Ausgehend von diesen Maßstäben sind die für die Bewilligung von Prozesskostenhilfe vorausgesetzten hinreichenden Erfolgsaussichten zu bejahen.

Nach der im Prozesskostenhilfebewilligungsverfahren gebotenen summarischen Prüfung lagen zum Zeitpunkt der Bewilligungsreife hinreichende Erfolgsaussichten vor. Dabei ist zu berücksichtigen, dass die Beteiligten vorliegend über die Gewährung existenzsichernde Leistungen in voller Höhe gestritten und angesichts des hierfür bestehenden verfassungsrechtlichen Schutzes aus Art. 1 Abs. 1 Satz 1 in Verbindung mit Art. 20 Abs. 1 Grundgesetz (GG) ganz fundamentale Interessen des Antragstellers betroffen waren und daher nach der verfassungsgerichtlichen Rechtsprechung die Anforderungen an die Glaubhaftmachung von Anordnungsanspruch und Anordnungsgrund nicht überspannt werden dürfen (vgl. nur: BVerfG, Beschluss vom 1. August 2017 – 1 BvR 1910/12 –, juris; Hessisches Landessozialgericht, Beschluss vom 11. Februar 2025 – L 6 AS 503/24 B ER –, Rn. 44, juris).

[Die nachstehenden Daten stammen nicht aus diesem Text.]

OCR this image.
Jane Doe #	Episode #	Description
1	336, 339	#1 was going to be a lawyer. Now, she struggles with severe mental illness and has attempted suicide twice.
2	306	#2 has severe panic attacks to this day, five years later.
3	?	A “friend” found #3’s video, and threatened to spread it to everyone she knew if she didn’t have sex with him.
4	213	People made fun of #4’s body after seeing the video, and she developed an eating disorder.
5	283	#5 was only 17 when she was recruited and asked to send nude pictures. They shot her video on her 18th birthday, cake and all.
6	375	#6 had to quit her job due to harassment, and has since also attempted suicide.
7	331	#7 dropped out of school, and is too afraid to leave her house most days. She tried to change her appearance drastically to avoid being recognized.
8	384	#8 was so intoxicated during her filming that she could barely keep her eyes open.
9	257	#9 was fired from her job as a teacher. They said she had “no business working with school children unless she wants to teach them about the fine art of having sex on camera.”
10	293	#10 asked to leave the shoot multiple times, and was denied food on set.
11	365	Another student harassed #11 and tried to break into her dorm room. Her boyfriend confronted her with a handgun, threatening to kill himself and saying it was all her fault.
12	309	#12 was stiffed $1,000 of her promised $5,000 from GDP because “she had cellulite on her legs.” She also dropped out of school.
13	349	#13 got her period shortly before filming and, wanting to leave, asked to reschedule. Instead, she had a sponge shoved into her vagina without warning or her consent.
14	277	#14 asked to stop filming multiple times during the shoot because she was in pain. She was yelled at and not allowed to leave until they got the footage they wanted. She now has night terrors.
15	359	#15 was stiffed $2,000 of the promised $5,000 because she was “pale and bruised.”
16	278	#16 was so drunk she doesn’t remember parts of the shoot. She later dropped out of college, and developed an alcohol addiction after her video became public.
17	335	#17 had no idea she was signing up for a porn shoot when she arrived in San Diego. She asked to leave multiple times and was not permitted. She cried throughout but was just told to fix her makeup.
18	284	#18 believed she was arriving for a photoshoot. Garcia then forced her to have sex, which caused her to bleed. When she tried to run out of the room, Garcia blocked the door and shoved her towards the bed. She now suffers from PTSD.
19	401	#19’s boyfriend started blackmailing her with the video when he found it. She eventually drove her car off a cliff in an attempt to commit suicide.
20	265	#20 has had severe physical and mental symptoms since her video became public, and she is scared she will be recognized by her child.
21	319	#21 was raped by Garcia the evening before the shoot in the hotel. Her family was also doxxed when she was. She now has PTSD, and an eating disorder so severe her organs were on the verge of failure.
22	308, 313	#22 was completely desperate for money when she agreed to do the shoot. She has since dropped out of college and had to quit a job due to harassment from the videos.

Da der Antragsteller insbesondere im Verwaltungsverfahren eine eidesstattliche Versicherung vorgelegt hatte und im Eilverfahren Zeugen für seinen gewöhnlichen Aufenthalt im Zuständigkeitsbereich des Antragsgegners benannt hatte, hätte das Sozialgericht bei der Bescheidung des PKH-Antrages zumindest von offenen Erfolgsaussichten ausgehen müssen.

Ausreichende Anhaltspunkte dafür, dass eine Beweisaufnahme mit großer Wahrscheinlichkeit zum Nachteil des Antragstellers ausgehen würde, lagen nach Auffassung des Senats nicht vor.

Der Antragsteller erfüllt schließlich die persönlichen und wirtschaftlichen Voraussetzungen für die Bewilligung von PKH. Er kann die Kosten der Prozessführung nicht aus seinem gemäß § 73a SGG i.V.m. § 115 ZPO einzusetzenden Einkommen und Vermögen – auch nicht ratenweise – bestreiten. (LSG Baden-Württemberg, Beschluss vom 27. Juli 2012 – L 11 R 2855/12 B –, Rn. 9 - 10, juris).

Die Beiordnung eines anwaltlichen Bevollmächtigten ist – wie in sozialgerichtlichen Verfahren regelmäßig – erforderlich im Sinne von § 73a Abs. 1 Satz 1 SGG in Verbindung mit § 121 Abs. 2 ZPO.

Die Kostenentscheidung beruht auf § 73a Abs. 1 Satz 1 SGG in Verbindung mit § 127 Abs. 4 ZPO.

Dieser Beschluss ist gemäß § 177 SGG unanfechtbar.